Understanding the Strategies of Art for Reconciliation: Breakout Session 1

The second Exchange Forum for the Art for Reconciliation project, held on line of 15 September 2020, explored the affordances of artistic strategies for peacebuilding. This breakout session, chaired by Alex Coupe, University of Liverpool, explores the complex ways audiences or participants appropriate the lived experience of engaging with AfR projects.

Developmental Capacities: Audiences and Participants (Chair: Alex Coupe, University of Liverpool)
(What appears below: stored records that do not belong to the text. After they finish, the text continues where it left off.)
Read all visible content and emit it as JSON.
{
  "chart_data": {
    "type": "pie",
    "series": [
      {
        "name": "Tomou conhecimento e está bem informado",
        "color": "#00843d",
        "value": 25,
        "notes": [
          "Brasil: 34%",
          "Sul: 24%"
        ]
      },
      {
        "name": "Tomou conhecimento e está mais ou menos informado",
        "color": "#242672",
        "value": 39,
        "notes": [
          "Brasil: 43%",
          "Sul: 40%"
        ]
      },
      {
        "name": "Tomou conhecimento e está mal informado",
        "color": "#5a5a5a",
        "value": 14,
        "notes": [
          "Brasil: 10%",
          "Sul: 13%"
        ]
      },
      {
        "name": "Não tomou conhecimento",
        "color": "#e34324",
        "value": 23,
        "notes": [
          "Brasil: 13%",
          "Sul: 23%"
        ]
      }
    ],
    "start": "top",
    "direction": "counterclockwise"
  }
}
So much of our understanding of AfR practices comes from reporting or analysis of ‘outcomes’. All data collection, whether qualitative or quantitative, is made to fit these pre-ordained outcomes. Those transformations that take place at the margins of a project, or beyond the life span of a specific programme, are liable to be missed. Moreover, there is little space for the process of trial-and-error that is central to definitions of artistic creativity and those meaningful failures that are essential to refining the strategies of socially engaged art. We are left with only a partial understanding of the complex ways audiences or participants appropriate the lived experience of engaging with AfR projects. How might we provide spaces for audiences and non-professional participants to talk about the longer-term impacts, including small changes that have occurred?

Speakers: Anne Walker (Theatre of Witness Participant); Robin Young (Theatre of Witness Participant); Ciara McHugh and Brenda McHugh (Audience members from Queer Céilí); Maggie Cronin (Actress, writer, director).